Pendant quelques jours, mi-octobre, le 16ème Corps se battra sur le chemin des Dames, à Troyon, avant d’arriver à la fin de mois-là en Belgique, à l’est d’Ypres. L’enfer commence pour les Roussillonnais. Jusqu’à début janvier 1915, il n’est pas un jour qui n’est vu disparaître un enfant de notre département. Dans des conditions humaines effroyables, nos compatriotes se battent dans des terribles corps à corps ou disparaissent dans les tranchées boueuses soumises à des bombardements titanesques. C’est à cette période que se situent les disparitions. En effet, en raison de la difficulté du terrain, plus de la moitié des habitants des Pyrénées-Orientales qui seront tués ne seront pas retrouvés.

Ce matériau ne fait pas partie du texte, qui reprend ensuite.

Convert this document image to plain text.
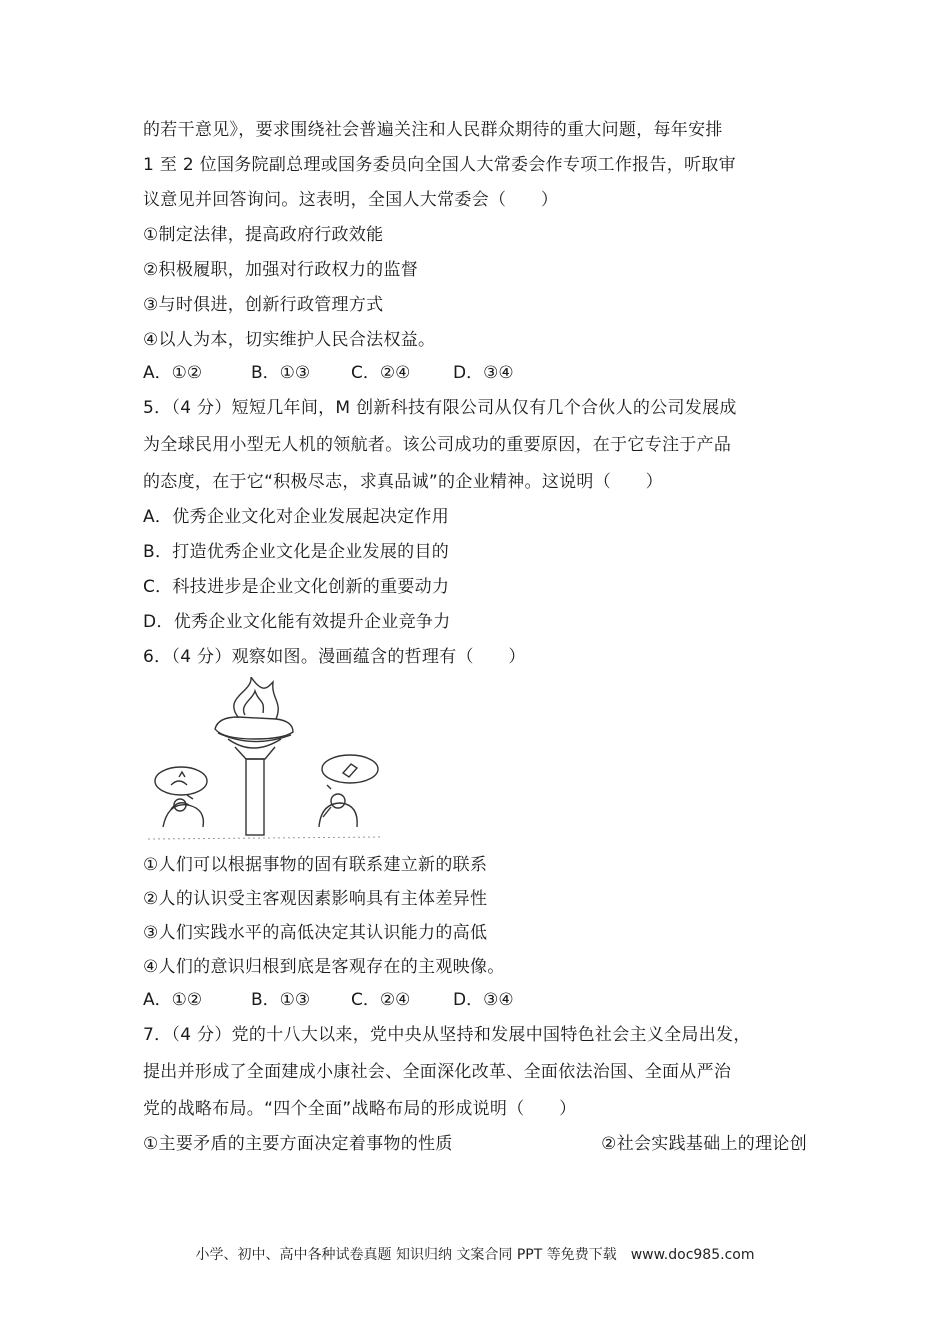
的若干意见》，要求围绕社会普遍关注和人民群众期待的重大问题，每年安排
1 至 2 位国务院副总理或国务委员向全国人大常委会作专项工作报告，听取审
议意见并回答询问。这表明，全国人大常委会（　　）
①制定法律，提高政府行政效能
②积极履职，加强对行政权力的监督
③与时俱进，创新行政管理方式
④以人为本，切实维护人民合法权益。
A．①②	B．①③	C．②④	D．③④
5．（4 分）短短几年间，M 创新科技有限公司从仅有几个合伙人的公司发展成
为全球民用小型无人机的领航者。该公司成功的重要原因，在于它专注于产品
的态度，在于它“积极尽志，求真品诚”的企业精神。这说明（　　）
A．优秀企业文化对企业发展起决定作用
B．打造优秀企业文化是企业发展的目的
C．科技进步是企业文化创新的重要动力
D．优秀企业文化能有效提升企业竞争力
6．（4 分）观察如图。漫画蕴含的哲理有（　　）
①人们可以根据事物的固有联系建立新的联系
②人的认识受主客观因素影响具有主体差异性
③人们实践水平的高低决定其认识能力的高低
④人们的意识归根到底是客观存在的主观映像。
A．①②	B．①③	C．②④	D．③④
7．（4 分）党的十八大以来，党中央从坚持和发展中国特色社会主义全局出发，
提出并形成了全面建成小康社会、全面深化改革、全面依法治国、全面从严治
党的战略布局。“四个全面”战略布局的形成说明（　　）
①主要矛盾的主要方面决定着事物的性质	②社会实践基础上的理论创
小学、初中、高中各种试卷真题 知识归纳 文案合同 PPT 等免费下载　www.doc985.com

Le 15 mars 1915, le 16ème Corps arrive en Champagne, dans le secteur de Beauséjour. Il est tout de suite engagé lors de la 1ère offensive. Combattant avec un grand courage, nos compatriotes vont laisser beaucoup des leurs dans les tranchées d’approche du fortin mal nommé. Plusieurs régiments sont exsangues et la liste des Roussillonnais Morts pour la France s’allonge démesurément. C’est vers le milieu du printemps que le 53ème et le 142ème quittent le Corps pour la 124ème division et plus tard la 163ème. Ensemble ils vont lutter jusqu’à la fin des hostilités.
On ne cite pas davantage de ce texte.